Challenge Convention to Win the Game
The other evening I switched on the TV and the HBO show Real Sports with Bryant Gumbel was currently airing. I’m not a regular watcher, but the story they were reporting, “Between the Numbers”, caught my interest and spurred several more general insights to my mind in its wake.
In a nutshell, the story described Pulaski Academy football head coach Kevin Kelley’s unconventional approach towards several types of play, and the (seemingly) surprising amount of success his Bruins have been enjoying as a result. Good with numbers, much of Kelley’s thinking and playbook are driven by the statistics and odds within the game. The data, he suggests, show that often teams are simply giving up the ball too easily. Cases in point: the tendency to near-automatically punt on fourth down and to always send return kicks deep. Instead, Kelley coaches his team that:
Every Kick is Onside
The rationale: even if they don’t immediately recover the ball, on average this tactic only gives up 14 yards, and giving up this yardage for a chance at what amounts to essentially a turnover (without the time and effort of defending, mind you) is well worth the risk. It all comes down to recognizing an acceptable level of risk for the possibility of an immediate and significant advantage. Additionally, his opponents now have to devote time and effort practicing to defend against this strategy, and that ends up hurting them in other areas.
On Fourth Down, Go For It
Kelley refers to punting as “offensive failure”. His argument? Winning in football (contrary to what many coaches would argue) is about making touchdowns, not about field position. Secondarily, it’s about getting first downs — and really that’s just to maintain control of the ball in order to continue getting touchdowns. Further, even if his team is near their own goal line and punts, in addition to giving up the ball to their opponents there is still more than a 75% chance the other team will score even after the ball has been moved downfield 30-40 yards. By going for it on fourth down, he actually has better odds (50/50) of maintaining possession and avoiding that potential negative outcome.
Don’t Field Received Punts
Coach’s thinking here: “We have already accomplished what we needed to accomplish: we’ve stopped your offense, you are giving us the ball, and there are too many things which could go wrong if we did field the kick.” By not fielding the reception, he still has a known (safe) outcome: his team has possession.
While coach Kelley’s arguments are intriguing, his enthusiasm about this approach contagious, and there is no denying that his team has a great record to show for it, I was struck by some maxims that would seem common sense if presented in a business forum:
Question the Traditional
First and foremost, don’t simply accept the status-quo just because it’s “the way it’s always been done”. While standard patterns and practices may be successful, don’t stop examining, analyzing, and asking if there isn’t a better way to do things — that’s where real innovation and unexpected success can be found. This doesn’t mean to simply upset the applecart because you can though; use all the available information to make reasoned choices based on the analysis.
Look at the Data (Your Gut May Be Wrong)
One point raised in the story was that the tendency to not “go for it” on fourth down might come more from psychology and our fear of loss overriding our recognizing the potential gains to be had.
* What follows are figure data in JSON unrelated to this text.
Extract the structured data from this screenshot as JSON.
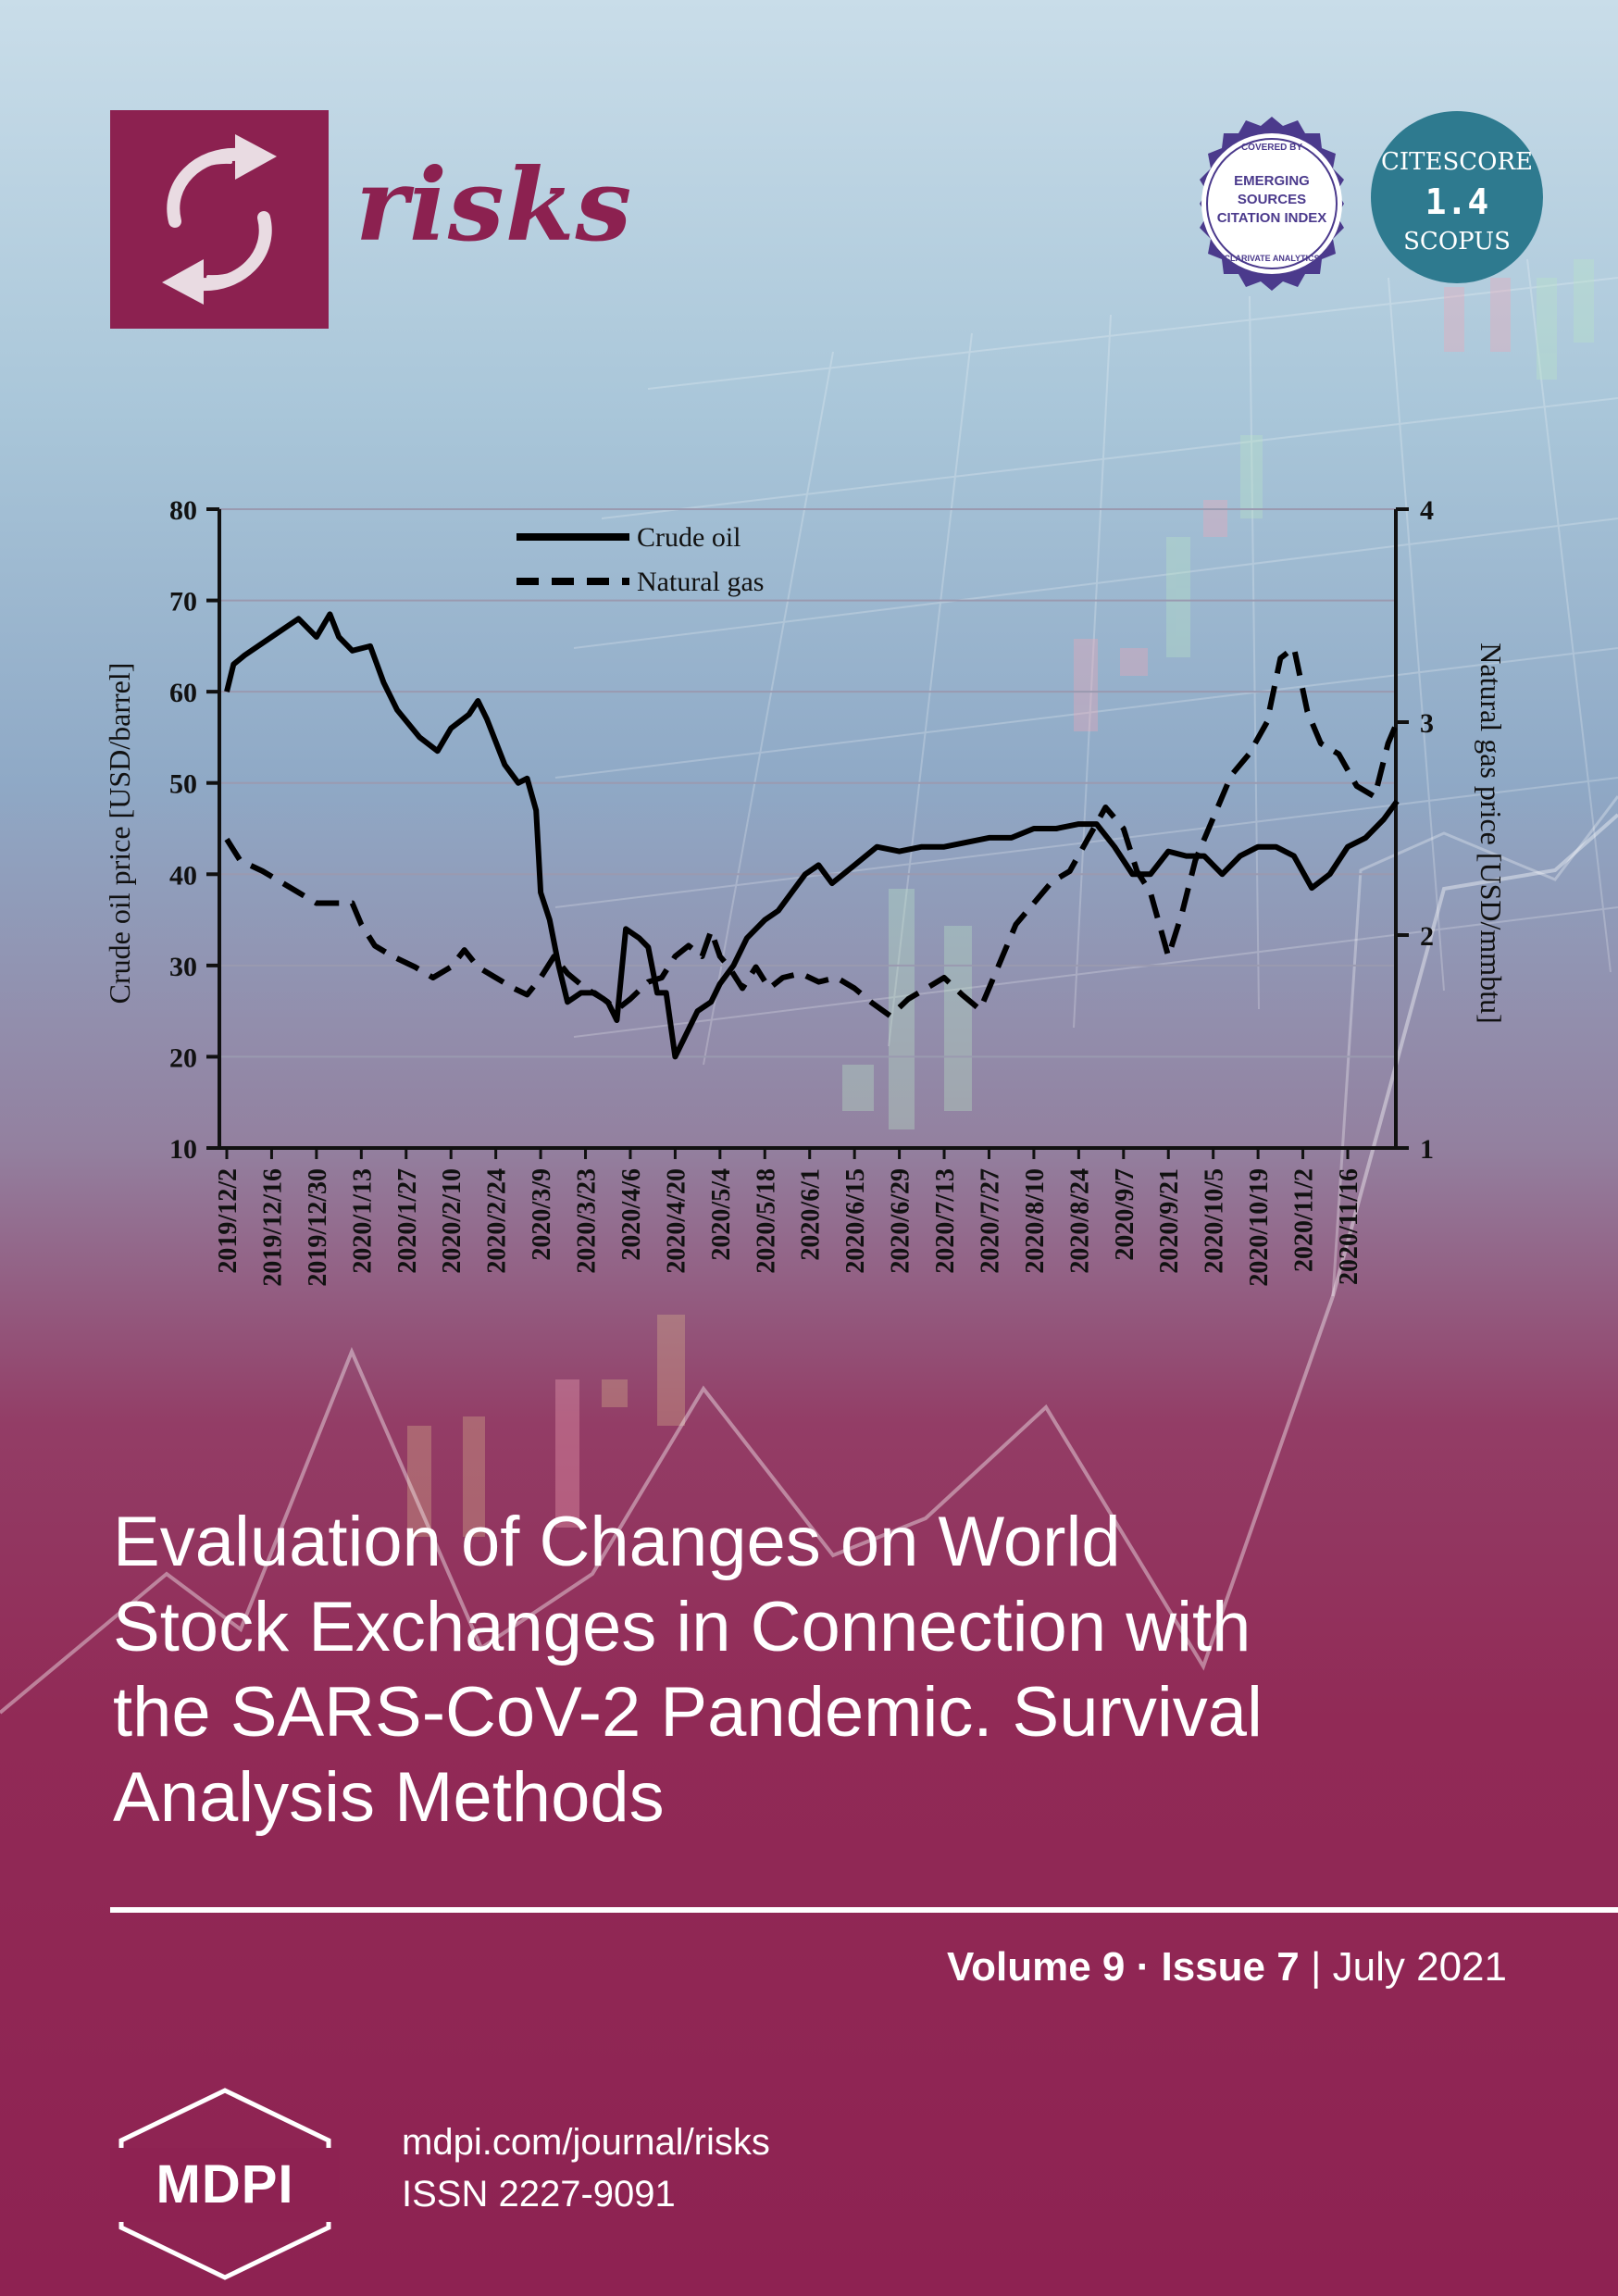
{
  "journal": {
    "name": "risks",
    "brand_color": "#8c2150",
    "logo_icon": "recycle-arrows-icon"
  },
  "badges": {
    "esci": {
      "top_text": "COVERED BY",
      "lines": [
        "EMERGING",
        "SOURCES",
        "CITATION INDEX"
      ],
      "bottom_text": "CLARIVATE ANALYTICS"
    },
    "citescore": {
      "label": "CITESCORE",
      "value": "1.4",
      "source": "SCOPUS",
      "color": "#2e7a8f"
    }
  },
  "chart_data": {
    "type": "line",
    "title": "",
    "xlabel": "",
    "ylabel": "Crude oil price [USD/barrel]",
    "ylabel_right": "Natural gas price [USD/mmbtu]",
    "ylim": [
      10,
      80
    ],
    "ylim_right": [
      1,
      4
    ],
    "yticks": [
      "80",
      "70",
      "60",
      "50",
      "40",
      "30",
      "20",
      "10"
    ],
    "yticks_right": [
      "4",
      "3",
      "2",
      "1"
    ],
    "categories": [
      "2019/12/2",
      "2019/12/16",
      "2019/12/30",
      "2020/1/13",
      "2020/1/27",
      "2020/2/10",
      "2020/2/24",
      "2020/3/9",
      "2020/3/23",
      "2020/4/6",
      "2020/4/20",
      "2020/5/4",
      "2020/5/18",
      "2020/6/1",
      "2020/6/15",
      "2020/6/29",
      "2020/7/13",
      "2020/7/27",
      "2020/8/10",
      "2020/8/24",
      "2020/9/7",
      "2020/9/21",
      "2020/10/5",
      "2020/10/19",
      "2020/11/2",
      "2020/11/16"
    ],
    "grid": true,
    "legend_position": "top-left",
    "series": [
      {
        "name": "Crude oil",
        "axis": "left",
        "style": "solid",
        "values": [
          [
            0,
            60
          ],
          [
            0.15,
            63
          ],
          [
            0.4,
            64
          ],
          [
            1,
            66
          ],
          [
            1.6,
            68
          ],
          [
            2,
            66
          ],
          [
            2.3,
            68.5
          ],
          [
            2.5,
            66
          ],
          [
            2.8,
            64.5
          ],
          [
            3.2,
            65
          ],
          [
            3.5,
            61
          ],
          [
            3.8,
            58
          ],
          [
            4.3,
            55
          ],
          [
            4.7,
            53.5
          ],
          [
            5,
            56
          ],
          [
            5.4,
            57.5
          ],
          [
            5.6,
            59
          ],
          [
            5.8,
            57
          ],
          [
            6.2,
            52
          ],
          [
            6.5,
            50
          ],
          [
            6.7,
            50.5
          ],
          [
            6.9,
            47
          ],
          [
            7,
            38
          ],
          [
            7.2,
            35
          ],
          [
            7.4,
            30
          ],
          [
            7.6,
            26
          ],
          [
            7.9,
            27
          ],
          [
            8.2,
            27
          ],
          [
            8.5,
            26
          ],
          [
            8.7,
            24
          ],
          [
            8.9,
            34
          ],
          [
            9.2,
            33
          ],
          [
            9.4,
            32
          ],
          [
            9.6,
            27
          ],
          [
            9.8,
            27
          ],
          [
            10,
            20
          ],
          [
            10.2,
            22
          ],
          [
            10.5,
            25
          ],
          [
            10.8,
            26
          ],
          [
            11,
            28
          ],
          [
            11.3,
            30
          ],
          [
            11.6,
            33
          ],
          [
            12,
            35
          ],
          [
            12.3,
            36
          ],
          [
            12.6,
            38
          ],
          [
            12.9,
            40
          ],
          [
            13.2,
            41
          ],
          [
            13.5,
            39
          ],
          [
            14,
            41
          ],
          [
            14.5,
            43
          ],
          [
            15,
            42.5
          ],
          [
            15.5,
            43
          ],
          [
            16,
            43
          ],
          [
            16.5,
            43.5
          ],
          [
            17,
            44
          ],
          [
            17.5,
            44
          ],
          [
            18,
            45
          ],
          [
            18.5,
            45
          ],
          [
            19,
            45.5
          ],
          [
            19.4,
            45.5
          ],
          [
            19.8,
            43
          ],
          [
            20.2,
            40
          ],
          [
            20.6,
            40
          ],
          [
            21,
            42.5
          ],
          [
            21.4,
            42
          ],
          [
            21.8,
            42
          ],
          [
            22.2,
            40
          ],
          [
            22.6,
            42
          ],
          [
            23,
            43
          ],
          [
            23.4,
            43
          ],
          [
            23.8,
            42
          ],
          [
            24.2,
            38.5
          ],
          [
            24.6,
            40
          ],
          [
            25,
            43
          ],
          [
            25.4,
            44
          ],
          [
            25.8,
            46
          ],
          [
            26.1,
            48
          ]
        ]
      },
      {
        "name": "Natural gas",
        "axis": "right",
        "style": "dashed",
        "values": [
          [
            0,
            2.45
          ],
          [
            0.3,
            2.35
          ],
          [
            0.8,
            2.3
          ],
          [
            1.2,
            2.25
          ],
          [
            1.6,
            2.2
          ],
          [
            2,
            2.15
          ],
          [
            2.4,
            2.15
          ],
          [
            2.8,
            2.15
          ],
          [
            3,
            2.05
          ],
          [
            3.3,
            1.95
          ],
          [
            3.7,
            1.9
          ],
          [
            4.2,
            1.85
          ],
          [
            4.6,
            1.8
          ],
          [
            5,
            1.85
          ],
          [
            5.3,
            1.93
          ],
          [
            5.6,
            1.85
          ],
          [
            6,
            1.8
          ],
          [
            6.4,
            1.75
          ],
          [
            6.7,
            1.72
          ],
          [
            7,
            1.8
          ],
          [
            7.3,
            1.9
          ],
          [
            7.6,
            1.82
          ],
          [
            8,
            1.75
          ],
          [
            8.4,
            1.7
          ],
          [
            8.7,
            1.65
          ],
          [
            9,
            1.7
          ],
          [
            9.4,
            1.78
          ],
          [
            9.7,
            1.8
          ],
          [
            10,
            1.9
          ],
          [
            10.3,
            1.95
          ],
          [
            10.6,
            1.9
          ],
          [
            10.8,
            2.02
          ],
          [
            11,
            1.9
          ],
          [
            11.2,
            1.85
          ],
          [
            11.5,
            1.75
          ],
          [
            11.8,
            1.85
          ],
          [
            12.1,
            1.75
          ],
          [
            12.4,
            1.8
          ],
          [
            12.8,
            1.82
          ],
          [
            13.2,
            1.78
          ],
          [
            13.6,
            1.8
          ],
          [
            14,
            1.75
          ],
          [
            14.4,
            1.68
          ],
          [
            14.8,
            1.62
          ],
          [
            15.2,
            1.7
          ],
          [
            15.6,
            1.75
          ],
          [
            16,
            1.8
          ],
          [
            16.4,
            1.72
          ],
          [
            16.8,
            1.65
          ],
          [
            17.2,
            1.85
          ],
          [
            17.6,
            2.05
          ],
          [
            18,
            2.15
          ],
          [
            18.4,
            2.25
          ],
          [
            18.8,
            2.3
          ],
          [
            19.2,
            2.45
          ],
          [
            19.6,
            2.6
          ],
          [
            20,
            2.5
          ],
          [
            20.3,
            2.3
          ],
          [
            20.6,
            2.2
          ],
          [
            21,
            1.9
          ],
          [
            21.3,
            2.1
          ],
          [
            21.6,
            2.35
          ],
          [
            22,
            2.55
          ],
          [
            22.4,
            2.75
          ],
          [
            22.8,
            2.85
          ],
          [
            23.2,
            3.0
          ],
          [
            23.5,
            3.3
          ],
          [
            23.8,
            3.35
          ],
          [
            24.1,
            3.05
          ],
          [
            24.4,
            2.9
          ],
          [
            24.8,
            2.85
          ],
          [
            25.2,
            2.7
          ],
          [
            25.6,
            2.65
          ],
          [
            25.9,
            2.9
          ],
          [
            26.1,
            3.0
          ]
        ]
      }
    ]
  },
  "article": {
    "title_lines": [
      "Evaluation of Changes on World",
      "Stock Exchanges in Connection with",
      "the SARS-CoV-2 Pandemic. Survival",
      "Analysis Methods"
    ]
  },
  "issue": {
    "volume": "Volume 9",
    "separator": "·",
    "issue": "Issue 7",
    "divider": "|",
    "date": "July 2021"
  },
  "publisher": {
    "name": "MDPI",
    "url": "mdpi.com/journal/risks",
    "issn": "ISSN 2227-9091"
  }
}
Don’t let “gut feelings” cause you to be overly risk-averse; take a dispassionate look at what the data is telling you and risk when it makes sense — because sometimes our guts are simply full of sh*t.
Know When to Risk (and When Not To)
All of the Bruins unconventional practices are based on simply understanding enough of the odds and patterns to know when risking makes sense and when it does not. It’s like a Vegas blackjack card counter — by knowing what the odds are at any moment based on the data analysis, the risk/reward balance can be tipped in your favor and yield great returns over the long run.
Analyze, Yes — But You Still Have to Have Talent
While coach Kelley is using data analysis to inform his decisions, the team wouldn’t be winning if they didn’t first have some terrific football players. The statistics can point at improvements to be made or a new approach, but to achieve a lasting success you have to have capability and focus first.